- Raid on Tin Biden: Part of Mali War
| Date | October 23-24, 2017 |
| Location | Tin Biden wadi, Kidal Region, Mali |
| Result | French victory |

Belligerents
- France: Jama'at Nasr al-Islam wal Muslimin

Commanders and leaders
- Unknown: Ismail Ag Azbay †

Casualties and losses
- None: 3 killed (per JNIM) 15 (per France)

= Tin Biden raid =

2017 battle of the Mali War

The raid on Tin Biden occurred between October 23 and 24, 2017, between French forces of Operation Barkhane and Jama'at Nasr al-Islam wal Muslimin in the remote wadi of Tin Biden, Kidal Region, Mali. In the battle, French forces killed eleven Malian prisoners of war held captive by JNIM.

== Prelude ==
Due to harsh pressure and counteroffensives by French troops, Malian soldiers, and anti-jihadist Tuareg rebels, Jama'at Nasr al-Islam wal Muslimin, the al-Qaeda-aligned jihadist group, was in a state of guerrilla warfare with only a few permanent bases in the remote Adrar des Ifoghas mountains of northern Mali's Kidal Region. Because the group had only formed months earlier, there was little to no cohesive structure.

== Raid ==
The French government announced an "opportunity operation" in the Adrar des Ifoghas on the night between October 23 and 24th, 2017, against Ansar Dine fighters from JNIM. The jihadists used the wadi of Tin Biden as a training camp. The battle began when French Mirage 2000's dropped bombs on the site, and then dropped French commandos on the site. The raid lasted for three hours, and ended at dawn.

== Aftermath and the killing of Malian soldiers ==
On October 26, Patrick Steiger, spokesperson for the French army general staff, stated that fifteen jihadists had been either killed or captured, and that no fighters escaped. Small arms, ammunition, and a flag were seized from the site, and a pick-up loaded with ammo was destroyed. The French army had no losses.

JNIM refuted these claims a day later, claiming that the airstrikes instead killed eleven Malian soldiers that had been captured in jihadist raids between July 2016 and March 2017. JNIM also stated that Ismail Ag Azbay, the leader of the unit holding the Malian captives, was killed, along with two other JNIM fighters. Azbay was a lieutenant of JNIM leader Iyad Ag Ghaly, and a senior member of Ansar Dine. The group also offered to give the bodies to a "neutral body."

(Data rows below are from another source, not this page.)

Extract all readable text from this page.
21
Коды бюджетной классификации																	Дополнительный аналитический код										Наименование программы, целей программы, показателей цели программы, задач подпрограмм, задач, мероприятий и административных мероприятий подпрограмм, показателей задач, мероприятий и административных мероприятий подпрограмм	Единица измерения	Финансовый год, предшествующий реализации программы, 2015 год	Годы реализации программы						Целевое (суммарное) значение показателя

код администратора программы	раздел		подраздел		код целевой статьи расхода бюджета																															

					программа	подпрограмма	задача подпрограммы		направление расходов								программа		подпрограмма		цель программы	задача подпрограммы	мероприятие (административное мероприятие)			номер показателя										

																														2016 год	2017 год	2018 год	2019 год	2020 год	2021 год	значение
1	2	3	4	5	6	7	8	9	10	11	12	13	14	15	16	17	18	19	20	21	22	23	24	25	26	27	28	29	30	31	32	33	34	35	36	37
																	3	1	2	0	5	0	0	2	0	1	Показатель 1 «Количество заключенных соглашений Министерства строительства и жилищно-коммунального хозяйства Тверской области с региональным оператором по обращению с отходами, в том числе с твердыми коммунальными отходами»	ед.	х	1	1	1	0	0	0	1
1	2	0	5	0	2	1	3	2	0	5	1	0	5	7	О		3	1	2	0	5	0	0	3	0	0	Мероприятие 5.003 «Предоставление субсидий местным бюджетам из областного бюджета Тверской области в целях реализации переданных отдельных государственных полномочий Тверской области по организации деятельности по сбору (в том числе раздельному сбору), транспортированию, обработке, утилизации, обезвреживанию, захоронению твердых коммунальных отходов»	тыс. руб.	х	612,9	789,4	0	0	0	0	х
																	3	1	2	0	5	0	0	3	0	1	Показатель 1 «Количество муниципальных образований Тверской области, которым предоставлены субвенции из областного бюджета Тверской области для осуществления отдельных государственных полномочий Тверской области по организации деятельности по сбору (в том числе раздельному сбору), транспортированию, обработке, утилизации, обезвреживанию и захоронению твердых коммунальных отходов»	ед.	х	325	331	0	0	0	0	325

A few days prior to the raid, the Malian hostages appeared in a video published by JNIM. The French army refuted JNIM's claims as propaganda, but Malian soldiers interviewed by RFi stated that they recognized their comrades in the photos and videos published by JNIM. Other Malian sources confirmed the deaths of the prisoners, but claimed they were shot by JNIM instead. The Malian Ministry of Defense, in an October 31, 2017 press release, stated that the Malian prisoners were killed but did not mention who killed them. The press release also stated that the soldiers were captured in the 2016 Nampala attack and the 2017 Boulikessi attack.

The French army continued to deny that their airstrikes killed the Malian captives, with the French army stressing that the soldiers instead defected to JNIM. The army also asserted that the raid was conducted after days of reconnaissance, and that in scouting, the fighters were homogenous and all JNIM. Florence Parly, the French minister of defense, stated that "we had very good reason to think they were not hostages." This was denied by Malian president Ibrahim Boubacar Keïta, who stated that the Malian soldiers were indeed hostages and killed in the raid in a December speech.